Apr 01, 2004 A confident showman, he challenged Mr Carr to a debate, on stage and on webcast. It was a debacle. “Sun does matter,” Mr McNealy seemed to be arguing, or even “I still matter.” Even Mr Carr's critics in the audience wondered whether Mr McNealy had actually bothered to read the article. Nicholas Carr speaking at the VINT Symposium held in Utrecht, Netherlands on June 17, 2008. Carr (born 1959) is an American writer who has published books and articles on technology, business, and culture. Nicholas Carr Menu Skip to. Best read so far about the significance of the shift to cloud computing,” and Does IT Matter? Executive editor of the. Carr, then editor at large of HBR and now a consultant. Nology doesn’t matter. Of course it does. Among other things, IT improves productivity.

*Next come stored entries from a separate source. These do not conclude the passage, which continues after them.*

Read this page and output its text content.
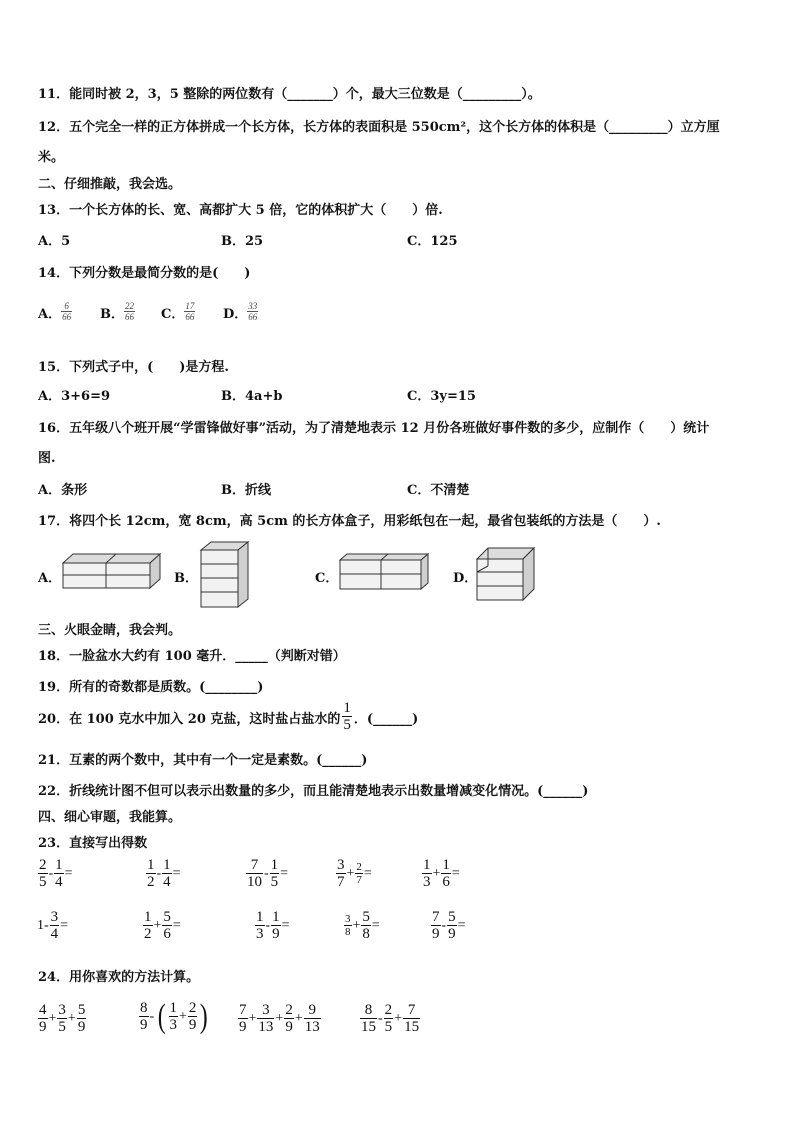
11．能同时被 2，3，5 整除的两位数有（_______）个，最大三位数是（_________）。
12．五个完全一样的正方体拼成一个长方体，长方体的表面积是 550cm²，这个长方体的体积是（_________）立方厘
米。
二、仔细推敲，我会选。
13．一个长方体的长、宽、高都扩大 5 倍，它的体积扩大（　　）倍.
A．5	B．25	C．125
14．下列分数是最简分数的是(　　)
A． $\frac{6}{66}$ B． $\frac{22}{66}$ C． $\frac{17}{66}$ D． $\frac{33}{66}$
15．下列式子中，(　　)是方程.
A．3+6=9	B．4a+b	C．3y=15
16．五年级八个班开展“学雷锋做好事”活动，为了清楚地表示 12 月份各班做好事件数的多少，应制作（　　）统计
图.
A．条形	B．折线	C．不清楚
17．将四个长 12cm，宽 8cm，高 5cm 的长方体盒子，用彩纸包在一起，最省包装纸的方法是（　　）.
A．	B．	C．	D．
三、火眼金睛，我会判。
18．一脸盆水大约有 100 毫升．_____（判断对错）
19．所有的奇数都是质数。(________)
20．在 100 克水中加入 20 克盐，这时盐占盐水的 $\frac{1}{5}$ ．(______)
21．互素的两个数中，其中有一个一定是素数。(______)
22．折线统计图不但可以表示出数量的多少，而且能清楚地表示出数量增减变化情况。(______)
四、细心审题，我能算。
23．直接写出得数
$\frac{2}{5} - \frac{1}{4}$ =	$\frac{1}{2} - \frac{1}{4}$ =	$\frac{7}{10} - \frac{1}{5}$ =	$\frac{3}{7} + \frac{2}{7}$ =	$\frac{1}{3} + \frac{1}{6}$ =
$1- \frac{3}{4}$ =	$\frac{1}{2} + \frac{5}{6}$ =	$\frac{1}{3} - \frac{1}{9}$ =	$\frac{3}{8} + \frac{5}{8}$ =	$\frac{7}{9} - \frac{5}{9}$ =
24．用你喜欢的方法计算。
$\frac{4}{9} + \frac{3}{5} + \frac{5}{9}$	$\frac{8}{9}$ - ( $\frac{1}{3} + \frac{2}{9}$ ) $\frac{7}{9} + \frac{3}{13} + \frac{2}{9} + \frac{9}{13}$	$\frac{8}{15} - \frac{2}{5} + \frac{7}{15}$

The jarring headline of Carr's May 2003 article, 'IT Doesn't Matter,' is what many people remember, and it tends to overshadow his more thought-provoking thesis: that companies have overestimated the strategic value of IT, which is becoming ubiquitous and therefore diminishing as a source of competitive differentiation. 'The opportunities for gaining IT-based advantages are already dwindling,' Carr wrote in the Harvard Business Review article. 'Best practices are now quickly built into software or otherwise replicated. And as for IT-spurred industry transformations, most of the ones that are going to happen have likely already happened or are in the process of happening.'
[ Q&A: BLOG POST: ] Carr advocated spending less on IT, both to reduce costs and to decrease the risk of buying soon-to-be obsolete equipment and applications. He also predicted the rise of utility-like computing: 'The arrival of the Internet has accelerated the commoditization of IT by providing a perfect delivery channel for generic applications.
More and more, companies will fulfill their IT requirements simply by purchasing fee-based 'Web services' from third parties -- similar to the way they currently buy electric power or telecommunications services.' I knew I was writing something that was provocative and that went against the grain of a lot of the rhetoric that was out there about information technology and business. Skymaster Dxh 30 Software Engineering.